At present, this dear brother, sometimes homeless and other times with his belly empty, waits for the Lord to unfold why He brought him to the West and appeared to him. This is just the beginning of a divine destiny. Peshmerga means those who are able to stand before death and face death! Pray for this precious trophy, that he will become one of those that are able to stand in the same fearless way with the Warrior who has apprehended him.

In the last few months, the refugee situation here in Greece has entered a new season. In the past two years, the UNHCR paid for the rent and food supplies for refugees that came to Greece seeking asylum. They are withdrawing their financial support and provision claiming two reasons; their inability to sustain an ever-increasing number and that in retrospect, the program is not helping refugees integrate socially or get jobs and the local communities.

The program phase-out began in March, and rents and food cards ceased by the end of summer for those who entered the country in 2016. Thousands of people might be in the streets this winter, at point zero once again, without food and shelter. The estimated number of registered refugees currently is over 100 000, with a steady stream of 600 arrivals daily, not including those unregistered.

Panic was the first visitor that followed the UN announcement. What can we do? Then the next question surfaced-did God bring all those people in Europe depending on UN money?

And our attention was drawn to Matt. 14, Mark 6 Luke. 9 when,

…There were many people coming and going, and the disciples did not even have time to eat…

…and He saw a great multitude and had compassion for them because they were like sheep without a shepherd…

…and the day began to decline, and the twelve came and said to Him, 

‘Send them away, to the surrounding villages and countryside to find lodgings and something to eat, for here we are in a desolate place’.

…But Jesus said to them, ‘They do not need to go away; YOU give them something to eat’.

… ‘We have here only five loaves and two fish’. …

… ‘Bring them to Me’. …

And, ’Have them recline to eat in groups of about fifty each’.

And they did so and had them all recline. …

And He took the loaves and the fish and looking up to heaven, He blessed them, and kept giving them to the disciples to set before the multitude…’  

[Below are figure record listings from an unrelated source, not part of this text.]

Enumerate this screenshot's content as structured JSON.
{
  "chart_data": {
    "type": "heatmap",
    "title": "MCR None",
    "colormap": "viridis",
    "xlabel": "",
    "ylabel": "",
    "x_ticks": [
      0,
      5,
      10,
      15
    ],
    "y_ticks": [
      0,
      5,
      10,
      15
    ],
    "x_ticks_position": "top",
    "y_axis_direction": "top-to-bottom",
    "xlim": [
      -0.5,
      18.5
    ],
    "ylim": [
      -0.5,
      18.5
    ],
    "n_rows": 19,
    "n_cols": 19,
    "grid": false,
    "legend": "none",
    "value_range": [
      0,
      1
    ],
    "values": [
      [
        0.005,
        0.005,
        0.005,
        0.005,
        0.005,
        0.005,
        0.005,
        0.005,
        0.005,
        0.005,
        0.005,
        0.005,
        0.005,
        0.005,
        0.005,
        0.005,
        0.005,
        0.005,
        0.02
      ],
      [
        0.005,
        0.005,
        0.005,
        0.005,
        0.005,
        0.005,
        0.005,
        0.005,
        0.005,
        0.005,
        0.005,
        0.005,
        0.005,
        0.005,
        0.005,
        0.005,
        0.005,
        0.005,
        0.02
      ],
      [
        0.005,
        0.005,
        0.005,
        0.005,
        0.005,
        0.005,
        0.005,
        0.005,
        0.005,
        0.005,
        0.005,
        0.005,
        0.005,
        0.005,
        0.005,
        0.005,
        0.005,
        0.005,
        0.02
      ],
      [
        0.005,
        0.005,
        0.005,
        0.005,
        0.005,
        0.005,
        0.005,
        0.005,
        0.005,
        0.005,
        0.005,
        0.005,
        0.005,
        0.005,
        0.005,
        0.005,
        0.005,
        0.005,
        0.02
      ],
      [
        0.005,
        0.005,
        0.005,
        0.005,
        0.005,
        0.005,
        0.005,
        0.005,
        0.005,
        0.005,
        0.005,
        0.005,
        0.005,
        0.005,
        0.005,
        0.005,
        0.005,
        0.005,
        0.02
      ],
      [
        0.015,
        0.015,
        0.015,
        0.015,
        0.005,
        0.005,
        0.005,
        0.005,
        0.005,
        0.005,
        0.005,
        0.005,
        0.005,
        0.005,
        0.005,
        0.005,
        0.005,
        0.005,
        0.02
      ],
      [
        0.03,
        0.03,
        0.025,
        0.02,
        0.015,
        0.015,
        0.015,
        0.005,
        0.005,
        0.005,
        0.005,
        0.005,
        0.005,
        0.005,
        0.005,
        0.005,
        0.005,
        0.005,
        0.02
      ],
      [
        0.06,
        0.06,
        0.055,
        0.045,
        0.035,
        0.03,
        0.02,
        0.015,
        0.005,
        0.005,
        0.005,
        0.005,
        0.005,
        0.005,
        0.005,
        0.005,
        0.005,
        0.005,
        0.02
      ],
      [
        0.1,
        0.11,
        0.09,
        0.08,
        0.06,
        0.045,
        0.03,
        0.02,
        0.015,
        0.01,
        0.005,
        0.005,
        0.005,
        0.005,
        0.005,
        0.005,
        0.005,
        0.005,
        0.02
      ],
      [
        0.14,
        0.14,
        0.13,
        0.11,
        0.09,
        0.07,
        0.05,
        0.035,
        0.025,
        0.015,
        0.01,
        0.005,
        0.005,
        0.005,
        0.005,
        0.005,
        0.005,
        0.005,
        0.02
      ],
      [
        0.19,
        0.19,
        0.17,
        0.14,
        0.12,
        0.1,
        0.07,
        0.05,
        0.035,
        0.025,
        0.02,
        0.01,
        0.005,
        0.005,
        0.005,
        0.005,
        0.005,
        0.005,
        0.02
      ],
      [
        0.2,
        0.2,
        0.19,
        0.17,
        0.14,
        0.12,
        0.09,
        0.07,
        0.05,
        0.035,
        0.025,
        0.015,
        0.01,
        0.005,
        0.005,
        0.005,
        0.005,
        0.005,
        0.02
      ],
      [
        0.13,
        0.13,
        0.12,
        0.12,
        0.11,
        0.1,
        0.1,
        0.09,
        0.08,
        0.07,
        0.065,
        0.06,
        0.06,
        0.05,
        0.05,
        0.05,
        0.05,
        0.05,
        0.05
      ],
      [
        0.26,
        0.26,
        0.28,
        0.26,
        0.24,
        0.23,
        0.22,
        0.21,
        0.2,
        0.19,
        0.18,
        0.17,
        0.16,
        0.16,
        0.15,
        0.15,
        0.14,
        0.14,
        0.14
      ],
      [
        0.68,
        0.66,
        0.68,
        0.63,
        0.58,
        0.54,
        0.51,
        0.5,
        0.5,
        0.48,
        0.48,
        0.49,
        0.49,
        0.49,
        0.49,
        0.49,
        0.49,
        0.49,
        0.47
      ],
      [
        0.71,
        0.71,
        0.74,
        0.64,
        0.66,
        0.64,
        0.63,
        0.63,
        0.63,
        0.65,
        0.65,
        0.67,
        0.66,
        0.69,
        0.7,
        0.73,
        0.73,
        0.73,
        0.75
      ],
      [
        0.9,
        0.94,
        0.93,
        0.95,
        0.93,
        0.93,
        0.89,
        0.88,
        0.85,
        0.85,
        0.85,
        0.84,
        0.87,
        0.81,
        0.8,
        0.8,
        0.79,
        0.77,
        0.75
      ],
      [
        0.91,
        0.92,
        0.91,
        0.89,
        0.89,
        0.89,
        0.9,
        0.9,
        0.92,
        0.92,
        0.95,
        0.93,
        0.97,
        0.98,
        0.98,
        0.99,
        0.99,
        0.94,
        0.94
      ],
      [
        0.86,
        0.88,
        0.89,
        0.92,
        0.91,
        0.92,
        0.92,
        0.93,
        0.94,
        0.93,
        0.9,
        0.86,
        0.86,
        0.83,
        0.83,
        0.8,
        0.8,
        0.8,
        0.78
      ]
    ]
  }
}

God put the key to the situation in their hands! Provision was, as always is, only from Him, but the response of faith that appropriates the provision must always come from us. It takes faith to sit down, at the evening of an utterly exhausting day, in a ‘desolate’ place, 5000 hungry and tired men and as many women and children, in groups of fifty, when you know you have nothing to feed them with, obeying just the bidding of the Master and looking continually at His face! It took faith to start giving out the provision that came steadily from the Master’s hands, for He did not produce it all that food at once, in a big pile!

Faith is a stranger to common sense, and common sense is not faith. As the Lord is allowing the UN provision to be withdrawn, we believe that He has provision for this new situation that is developing, and He is calling us to enter it by faith.

Facing winter’s threat, we now find ourselves plunged into similarly impossible circumstances, bewildered as to how thousands can not only be fed but also housed; it is a ‘desolate’ situation, at the ‘end of a day’ that has been exhausting for them and us, but we feel that His bidding is, ‘Don’t be just resigned to do what you can; bring what you have to Me and do what you can but by faith, looking continually at My face, not measuring the circumstances.’

We might be on the threshold of a winter of great discontent, but we are convinced that we are also on the threshold of an exciting new season. Join us in prayer, that we will be those who can rise by faith to respond to Gods bidding, taking from His hands His continual provision, and never losing sight of His eyes.We are now in need of the faith that defies common sense and connects us with Him that does the impossible. May we all know the vast portions of His secret manna.